After his chance encounter with what appeared to be a common street thug, Jack returns home to his downtown penthouse suite. And then things get all supernatural. In the morning, he wakes up in bed next to his former sweetheart and now wife just before his daughter comes barging in. In a moment of panic, Cage’s character escapes the domestic madness in search of answers. Once he gets them, however, Jack begins to have a new outlook on life.
This film encourages fathers and husbands to appreciate their lot in life, to be thankful they have all that they do. Even the richest of men desire the very things that we enjoy each day: a loving wife, beautiful kids, and a warm home. The Family Man makes this list because it’s good for dads to realize how special their family is before it’s too late. Don’t take anything for granted, because it could be gone in an instant.

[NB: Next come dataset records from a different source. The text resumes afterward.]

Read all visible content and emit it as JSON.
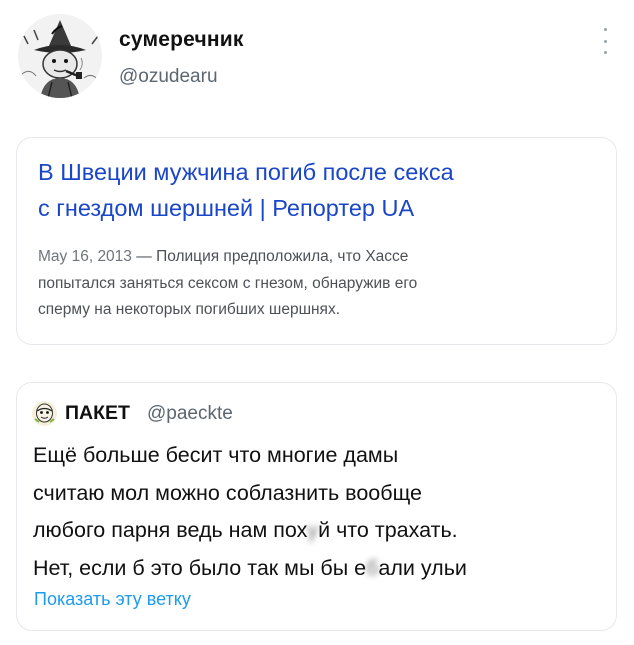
{
  "author": {
    "name": "сумеречник",
    "handle": "@ozudearu",
    "avatar_icon": "snufkin-avatar-icon"
  },
  "more_icon": "more-vertical-icon",
  "link_card": {
    "title_line1": "В Швеции мужчина погиб после секса",
    "title_line2": "с гнездом шершней | Репортер UA",
    "date": "May 16, 2013",
    "dash": " — ",
    "snippet_line1": "Полиция предположила, что Хассе",
    "snippet_line2": "попытался заняться сексом с гнезом, обнаружив его",
    "snippet_line3": "сперму на некоторых погибших шершнях.",
    "title_color": "#1a46c8"
  },
  "quoted_tweet": {
    "name": "ПАКЕТ",
    "handle": "@paeckte",
    "avatar_icon": "hacker-mask-avatar-icon",
    "line1": "Ещё больше бесит что многие дамы",
    "line2": "считаю мол можно соблазнить вообще",
    "line3_a": "любого парня ведь нам пох",
    "line3_censored": "у",
    "line3_b": "й что трахать.",
    "line4_a": "Нет, если б это было так мы бы е",
    "line4_censored": "б",
    "line4_b": "али ульи",
    "show_thread": "Показать эту ветку",
    "link_color": "#1d9bf0"
  }
}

“I don’t want to be a ‘good enough’ father.,” says the film’s protagonist, a well-meaning father of two. As I imagine many dads do, Adam Mitchell delights in his young daughter but struggles to connect with his teenage son. As much as he loves his kids, Mitchell sometimes can’t be bothered to go the extra mile for them. Suddenly, his outlook on fatherhood changes drastically, but only after experiencing a pain no man should ever have to endure. A drunk driver tragically kills the apple of his eye, the all too young daughter.
Faced with the reality that he will never get another chance to be her daddy again, our main character sets out to turn his lamentations into battle cries for dads dedicated to becoming better fathers. Enlisting a few of his closet friends, Mitchell signs a Resolution that he drafted in the aftermath of his daughter’s passing.

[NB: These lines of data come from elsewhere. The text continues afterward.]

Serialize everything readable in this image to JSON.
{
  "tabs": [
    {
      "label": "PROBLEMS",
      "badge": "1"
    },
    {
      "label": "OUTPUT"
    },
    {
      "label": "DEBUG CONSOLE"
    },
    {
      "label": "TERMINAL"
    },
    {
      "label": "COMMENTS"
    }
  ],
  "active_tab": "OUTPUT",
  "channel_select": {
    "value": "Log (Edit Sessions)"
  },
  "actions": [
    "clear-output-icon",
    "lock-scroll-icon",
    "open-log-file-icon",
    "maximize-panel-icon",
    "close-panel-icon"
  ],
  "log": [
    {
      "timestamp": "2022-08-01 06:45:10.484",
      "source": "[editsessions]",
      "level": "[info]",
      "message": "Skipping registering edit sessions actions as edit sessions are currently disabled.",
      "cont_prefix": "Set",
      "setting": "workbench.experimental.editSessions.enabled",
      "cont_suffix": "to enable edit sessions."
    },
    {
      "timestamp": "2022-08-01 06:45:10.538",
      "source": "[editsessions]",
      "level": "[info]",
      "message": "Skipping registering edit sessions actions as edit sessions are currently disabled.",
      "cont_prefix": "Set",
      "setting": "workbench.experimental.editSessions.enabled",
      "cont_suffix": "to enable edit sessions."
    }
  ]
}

Courageous not only shares with the audience the cautionary tale of an average dad turned super dad, (It does that quite nicely, though, especially in Mitchell’s attempts to reconnect with his son and be the dad he needs) but also the story of a loving dad whose strict rules is the cause of much tension between him and his teenage daughter. As it all plays out, you’ll see the struggles of several fathers, from various walks of life, and how they deal with what life throws their way. Some succeed. Others fail. Such is life.
If you need a little motivation to be more active in your child’s life or would just like to see that you’re not the only one who struggles to get through the day as a dad, then Courageous is for you. Guaranteed, you will have a better relationship with your kids after watching the movie.
Your Child’s Favorite
If I had a dollar for every time I watched Cars or Toy Story, I could afford to quit my real job. True story. Don’t get me wrong, I totally love watching the Disney Pixar classics, but seriously, a thousand freaking times?! Yeah, probably. Every chance you get to sit back and relax with your kids is a chance to bond with them doing something they like. They don’t yet realize that you could quote the entire movie verbatim at this point or that you’d probably rather watch the Best of PRIDE; they just know that daddy is taking an interest in something they love and cherish every minute of it. (Until they lose interest and go play with their toys while you sit there totally engrossed in the toy’s plight to get back to Andy before he moves)
Simply put, your kids will appreciate when you can make references to the movies they like best. They’ll be encouraged knowing you care enough about them to actually get to know them on their level. What town does Lighting McQueen finds himself stuck in? How about the name of that talkative blue fish from Nemo, what’s her name? Never underestimate the power of knowing the little things about your kids and their interests. Show your kids you’re willing to do stuff they like to do, create memories together, and keep doing so as long as they let you.